Enseguida convocan para la salida, amplía, bien iluminada y sin apreturas para empezar a correr por un circuito que está suficientemente iluminado, pero con partes en las que escasea la luz; no hay apenas gente por la calle, pero las organización habilita puntos de animación que compesan la falta de público.
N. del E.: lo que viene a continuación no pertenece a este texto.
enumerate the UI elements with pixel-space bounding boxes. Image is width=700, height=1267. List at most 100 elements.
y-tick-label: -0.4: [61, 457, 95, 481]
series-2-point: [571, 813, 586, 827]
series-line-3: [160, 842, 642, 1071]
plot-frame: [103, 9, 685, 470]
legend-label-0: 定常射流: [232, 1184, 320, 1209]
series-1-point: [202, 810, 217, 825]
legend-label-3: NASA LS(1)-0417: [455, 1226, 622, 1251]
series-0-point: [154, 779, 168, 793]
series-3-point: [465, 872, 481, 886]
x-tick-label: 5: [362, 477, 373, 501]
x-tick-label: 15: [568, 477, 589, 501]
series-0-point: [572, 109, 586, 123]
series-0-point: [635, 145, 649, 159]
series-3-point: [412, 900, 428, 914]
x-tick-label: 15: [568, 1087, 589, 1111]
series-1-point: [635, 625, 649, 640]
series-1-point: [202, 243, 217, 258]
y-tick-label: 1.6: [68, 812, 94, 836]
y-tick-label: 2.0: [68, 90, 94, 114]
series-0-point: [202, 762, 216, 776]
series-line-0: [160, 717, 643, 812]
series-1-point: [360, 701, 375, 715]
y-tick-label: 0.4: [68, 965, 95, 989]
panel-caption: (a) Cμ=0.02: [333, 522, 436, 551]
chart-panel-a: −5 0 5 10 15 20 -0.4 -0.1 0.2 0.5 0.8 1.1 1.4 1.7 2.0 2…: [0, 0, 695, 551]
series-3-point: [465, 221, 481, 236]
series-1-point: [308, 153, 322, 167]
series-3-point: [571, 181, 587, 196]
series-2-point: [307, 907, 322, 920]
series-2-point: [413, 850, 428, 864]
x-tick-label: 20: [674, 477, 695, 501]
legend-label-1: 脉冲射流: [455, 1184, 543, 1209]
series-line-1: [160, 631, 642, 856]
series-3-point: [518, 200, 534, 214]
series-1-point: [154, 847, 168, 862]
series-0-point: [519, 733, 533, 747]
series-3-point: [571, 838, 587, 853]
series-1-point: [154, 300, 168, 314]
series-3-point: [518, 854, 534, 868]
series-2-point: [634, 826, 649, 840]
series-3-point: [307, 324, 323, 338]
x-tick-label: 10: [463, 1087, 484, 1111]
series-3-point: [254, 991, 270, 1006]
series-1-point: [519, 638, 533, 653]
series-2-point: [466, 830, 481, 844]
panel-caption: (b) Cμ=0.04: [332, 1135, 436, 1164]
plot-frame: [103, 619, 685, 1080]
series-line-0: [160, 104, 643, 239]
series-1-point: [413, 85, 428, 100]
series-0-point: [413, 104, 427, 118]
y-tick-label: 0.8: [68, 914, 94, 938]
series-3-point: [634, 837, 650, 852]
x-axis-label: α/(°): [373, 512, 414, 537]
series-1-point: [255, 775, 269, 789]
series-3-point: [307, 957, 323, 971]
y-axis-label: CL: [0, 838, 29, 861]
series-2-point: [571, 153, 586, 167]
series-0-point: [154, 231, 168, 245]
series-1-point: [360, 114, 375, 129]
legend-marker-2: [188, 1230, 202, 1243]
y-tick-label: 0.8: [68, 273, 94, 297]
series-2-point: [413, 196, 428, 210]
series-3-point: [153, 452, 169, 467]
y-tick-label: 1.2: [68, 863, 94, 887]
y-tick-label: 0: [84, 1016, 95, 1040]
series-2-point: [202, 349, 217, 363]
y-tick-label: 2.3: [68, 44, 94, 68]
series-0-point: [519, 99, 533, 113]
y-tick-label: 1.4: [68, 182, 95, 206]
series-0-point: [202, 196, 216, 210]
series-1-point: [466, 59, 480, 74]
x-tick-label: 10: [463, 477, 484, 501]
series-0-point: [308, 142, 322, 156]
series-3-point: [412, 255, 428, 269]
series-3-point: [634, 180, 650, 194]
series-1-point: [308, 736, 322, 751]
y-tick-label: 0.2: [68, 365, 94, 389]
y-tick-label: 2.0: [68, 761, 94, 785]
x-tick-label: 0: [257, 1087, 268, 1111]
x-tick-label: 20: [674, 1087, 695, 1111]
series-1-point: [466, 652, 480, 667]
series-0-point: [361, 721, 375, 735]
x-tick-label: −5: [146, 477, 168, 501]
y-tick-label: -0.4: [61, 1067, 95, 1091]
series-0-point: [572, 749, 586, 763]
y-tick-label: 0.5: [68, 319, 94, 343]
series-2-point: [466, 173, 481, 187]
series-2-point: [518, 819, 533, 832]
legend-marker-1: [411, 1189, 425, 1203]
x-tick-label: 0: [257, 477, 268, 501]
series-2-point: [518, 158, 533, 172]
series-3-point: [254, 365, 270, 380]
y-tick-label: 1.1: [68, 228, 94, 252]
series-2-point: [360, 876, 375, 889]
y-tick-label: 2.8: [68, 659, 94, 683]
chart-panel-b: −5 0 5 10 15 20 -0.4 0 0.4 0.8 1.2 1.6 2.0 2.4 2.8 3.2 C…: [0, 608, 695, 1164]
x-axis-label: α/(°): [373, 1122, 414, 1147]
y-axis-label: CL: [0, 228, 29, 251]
Los avituallamientos son mesas pequeñas, a ambos lados, pero siempre hay voluntarios ofreciendo botellines de agua perfectamente cerrados y lo más importante, se ubican cada dos kilómetros o a veces cada kilómetro, pues la organización es consciente de la humedad ambiente; además de agua y bebida isotónica, hay avituallamiento sólido, fundamentalmente plátanos. 

El recorrido discurre por calles anchas o avenidas, están muy bien señalizados tanto los kilómetros, como los giros; eso si, hay varias partes en los que los perros sueltos molestan un poco y otra parte en los que los protagtonistas son los monos, espectadores excepcionales de la carrera.

La llegada es bonita, aunque la recta es corta y tras cruzarla se entra en la zona acotada donde te pùedes relajar sin agobios, beber,comer y hacerte una foto de promoción; también hay un desayuno post carrera, peor no me quedé porque me esperaban mis amigos.

Se puede decir que el maratón está bien organizado en general, se cuida del corredor y me parece que el nivel es bastante alto para una ciudad tan difícil de gestionar; no se mezclan los corredores de las diferentes carreras, no hay problema con los avituallamientos ni con la señalización. Obviamente, la organización no puede eliminar la polución, que es el gran problema de esta prueba.